Scientific classification
- Kingdom: Animalia
- Phylum: Chordata
- Class: Reptilia
- Order: Squamata
- Suborder: Gekkota
- Family: Diplodactylidae
- Genus: Oedura
- Species: O. castelnaui
- Binomial name: Oedura castelnaui (Thominot, 1889)
- Synonyms: Phyllodactylus castelnaui Thominot, 1889; Oedura castelnaui — Bustard, 1970;

= Northern velvet gecko =

- Genus: Oedura
- Species: castelnaui
- Authority: (Thominot, 1889)
- Conservation status: LC
- Synonyms: Phyllodactylus castelnaui , Thominot, 1889, Oedura castelnaui , — Bustard, 1970

Species of lizard

The northern velvet gecko (Oedura castelnaui) is a species of lizard in the family Diplodactylidae.

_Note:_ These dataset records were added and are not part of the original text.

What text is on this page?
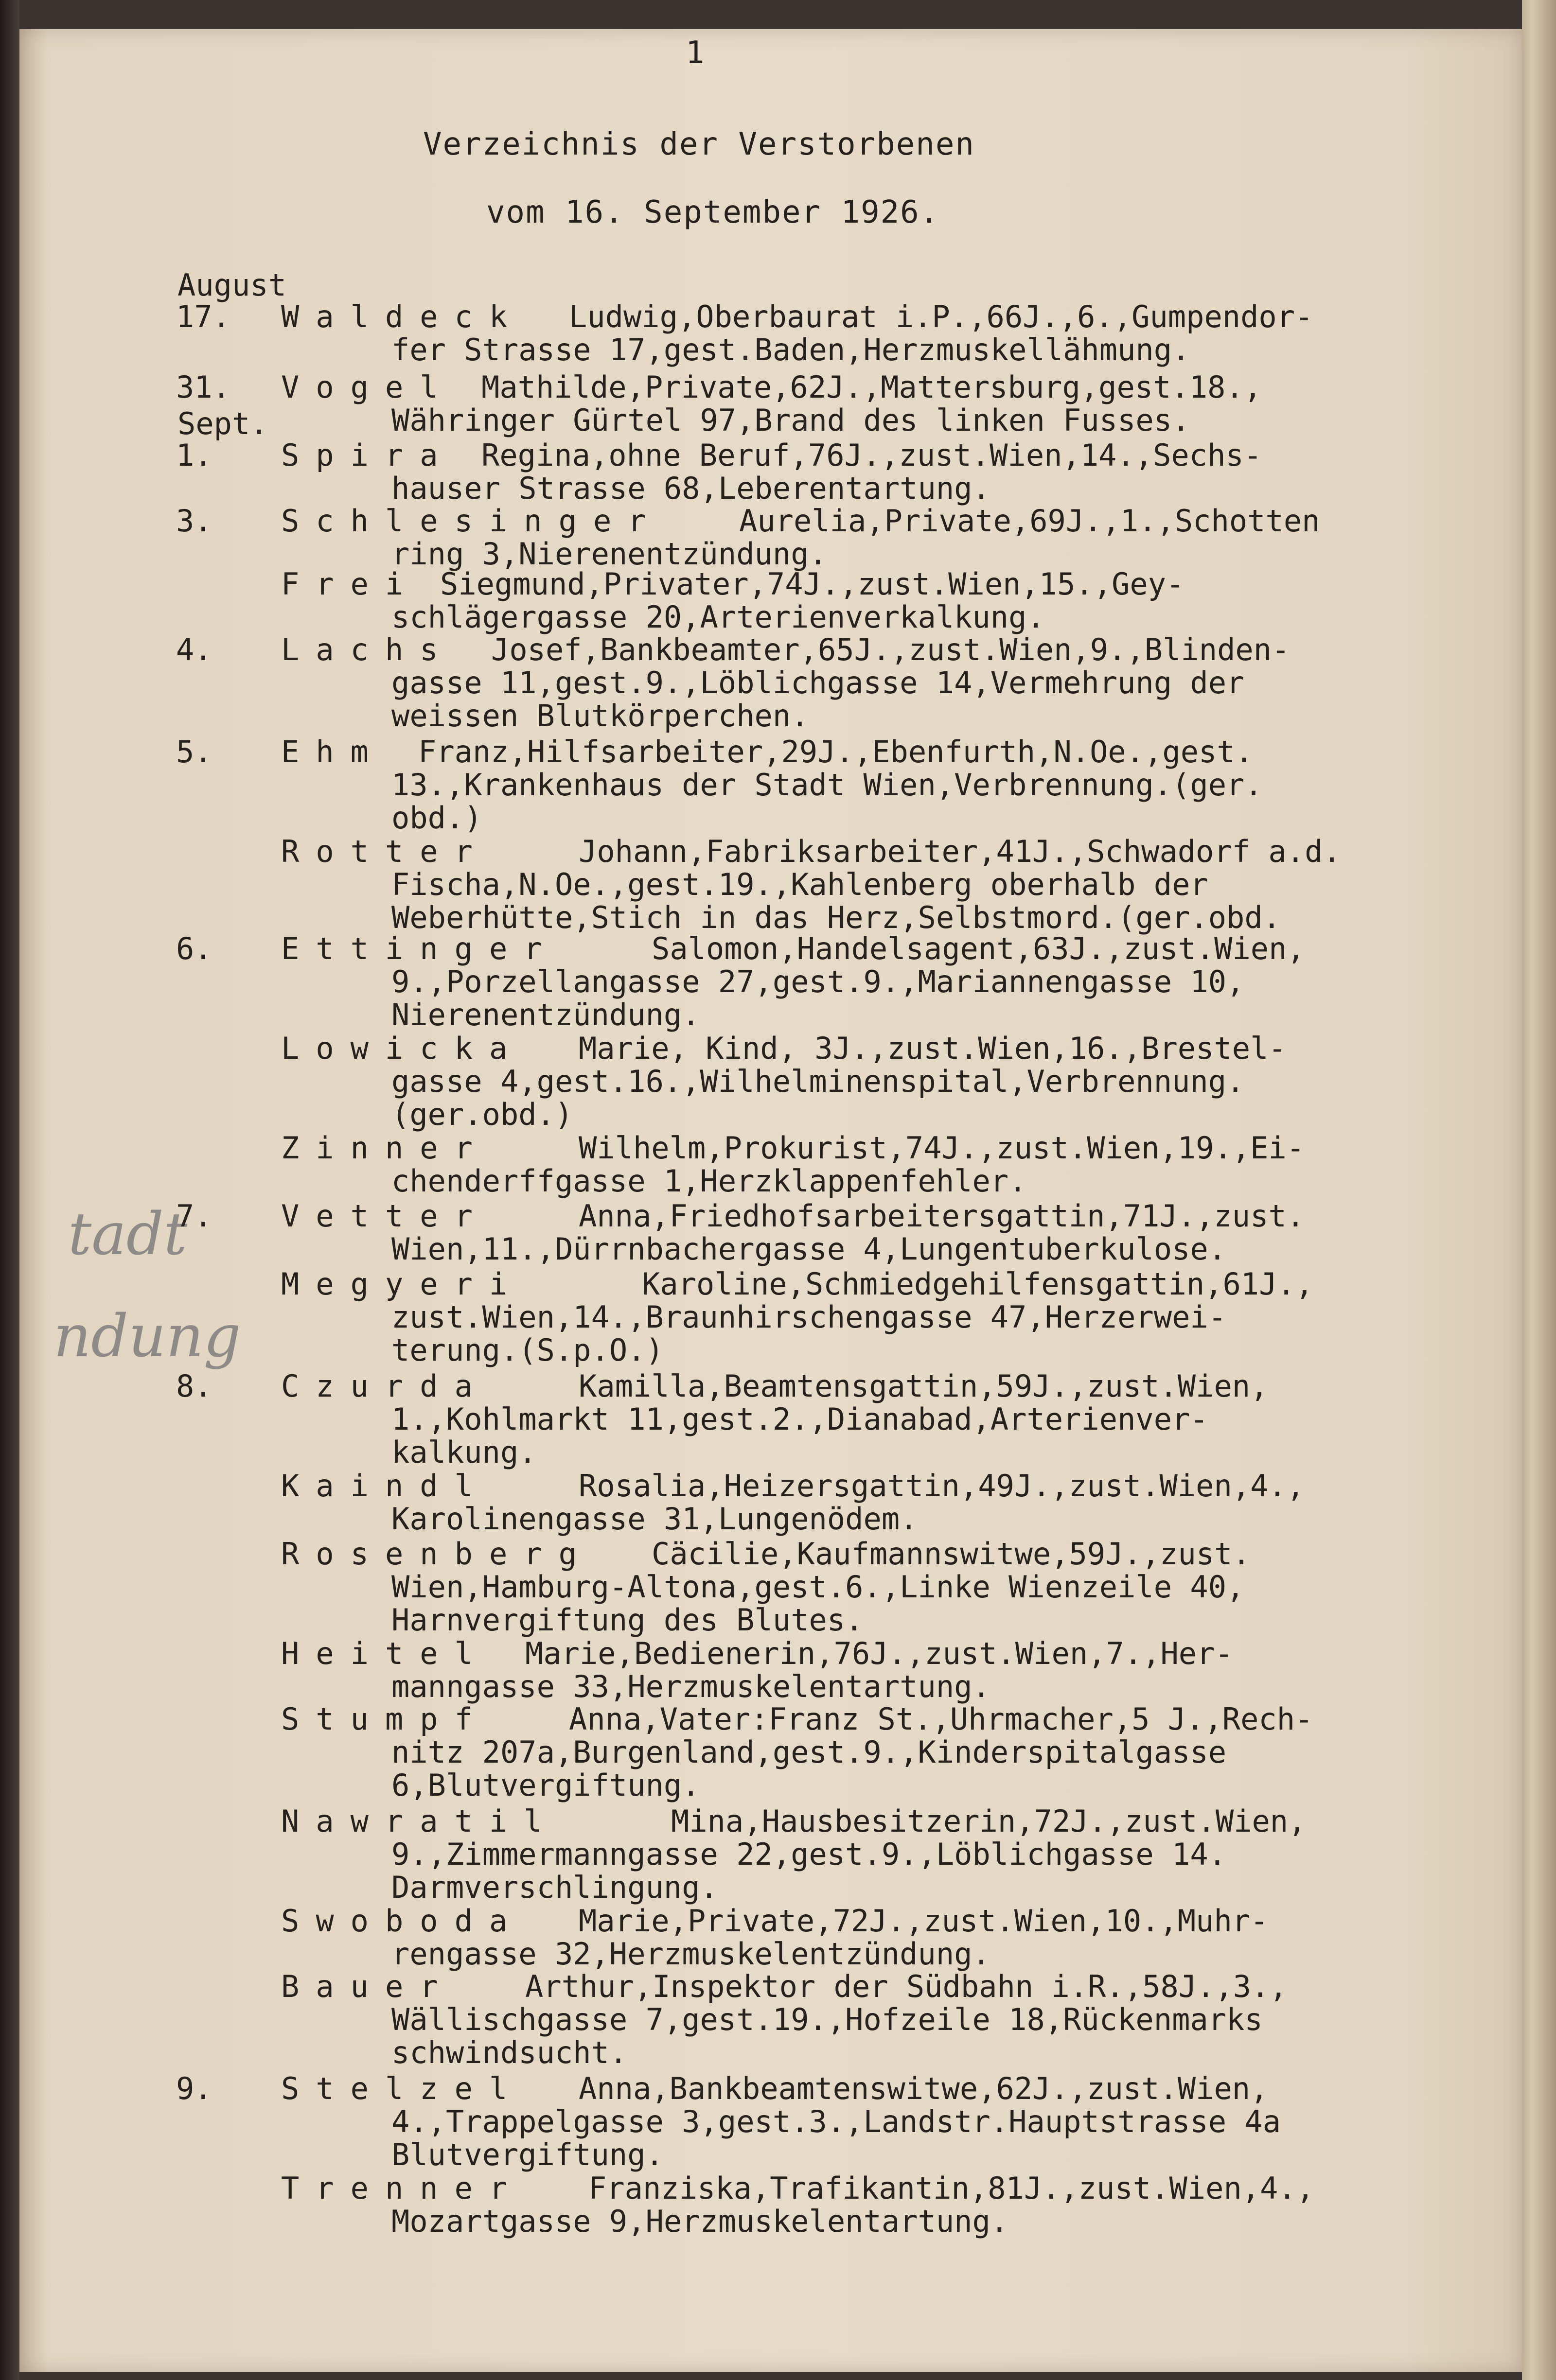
1
Verzeichnis der Verstorbenen
vom 16. September 1926.
August
Sept.
tadt
ndung
17. Waldeck Ludwig,Oberbaurat i.P.,66J.,6.,Gumpendor-
fer Strasse 17,gest.Baden,Herzmuskellähmung.
31. Vogel Mathilde,Private,62J.,Mattersburg,gest.18.,
Währinger Gürtel 97,Brand des linken Fusses.
1. Spira Regina,ohne Beruf,76J.,zust.Wien,14.,Sechs-
hauser Strasse 68,Leberentartung.
3. Schlesinger	Aurelia,Private,69J.,1.,Schotten
ring 3,Nierenentzündung.
Frei Siegmund,Privater,74J.,zust.Wien,15.,Gey-
schlägergasse 20,Arterienverkalkung.
4. Lachs Josef,Bankbeamter,65J.,zust.Wien,9.,Blinden-
gasse 11,gest.9.,Löblichgasse 14,Vermehrung der
weissen Blutkörperchen.
5. Ehm Franz,Hilfsarbeiter,29J.,Ebenfurth,N.Oe.,gest.
13.,Krankenhaus der Stadt Wien,Verbrennung.(ger.
obd.)
Rotter	Johann,Fabriksarbeiter,41J.,Schwadorf a.d.
Fischa,N.Oe.,gest.19.,Kahlenberg oberhalb der
Weberhütte,Stich in das Herz,Selbstmord.(ger.obd.
6. Ettinger	Salomon,Handelsagent,63J.,zust.Wien,
9.,Porzellangasse 27,gest.9.,Mariannengasse 10,
Nierenentzündung.
Lowicka Marie, Kind, 3J.,zust.Wien,16.,Brestel-
gasse 4,gest.16.,Wilhelminenspital,Verbrennung.
(ger.obd.)
Zinner	Wilhelm,Prokurist,74J.,zust.Wien,19.,Ei-
chenderffgasse 1,Herzklappenfehler.
7. Vetter	Anna,Friedhofsarbeitersgattin,71J.,zust.
Wien,11.,Dürrnbachergasse 4,Lungentuberkulose.
Megyeri	Karoline,Schmiedgehilfensgattin,61J.,
zust.Wien,14.,Braunhirschengasse 47,Herzerwei-
terung.(S.p.O.)
8. Czurda	Kamilla,Beamtensgattin,59J.,zust.Wien,
1.,Kohlmarkt 11,gest.2.,Dianabad,Arterienver-
kalkung.
Kaindl	Rosalia,Heizersgattin,49J.,zust.Wien,4.,
Karolinengasse 31,Lungenödem.
Rosenberg Cäcilie,Kaufmannswitwe,59J.,zust.
Wien,Hamburg-Altona,gest.6.,Linke Wienzeile 40,
Harnvergiftung des Blutes.
Heitel Marie,Bedienerin,76J.,zust.Wien,7.,Her-
manngasse 33,Herzmuskelentartung.
Stumpf	Anna,Vater:Franz St.,Uhrmacher,5 J.,Rech-
nitz 207a,Burgenland,gest.9.,Kinderspitalgasse
6,Blutvergiftung.
Nawratil	Mina,Hausbesitzerin,72J.,zust.Wien,
9.,Zimmermanngasse 22,gest.9.,Löblichgasse 14.
Darmverschlingung.
Swoboda Marie,Private,72J.,zust.Wien,10.,Muhr-
rengasse 32,Herzmuskelentzündung.
Bauer Arthur,Inspektor der Südbahn i.R.,58J.,3.,
Wällischgasse 7,gest.19.,Hofzeile 18,Rückenmarks
schwindsucht.
9. Stelzel Anna,Bankbeamtenswitwe,62J.,zust.Wien,
4.,Trappelgasse 3,gest.3.,Landstr.Hauptstrasse 4a
Blutvergiftung.
Trenner Franziska,Trafikantin,81J.,zust.Wien,4.,
Mozartgasse 9,Herzmuskelentartung.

The species is endemic to Queensland in Australia.

==Etymology==
The specific name, castelnaui, is in honor of French naturalist Francis de Laporte de Castelnau.

==Geographic range==
O. castelnaui is found on the Cape York Peninsula, Queensland, Australia.

==Habitat==
The preferred natural habitats of O. castelnaui are forest and savanna.

==Reproduction==
O. castelnaui is oviparous. Clutch size is two eggs, which have a parchment-like shell, and hatch in 60 days.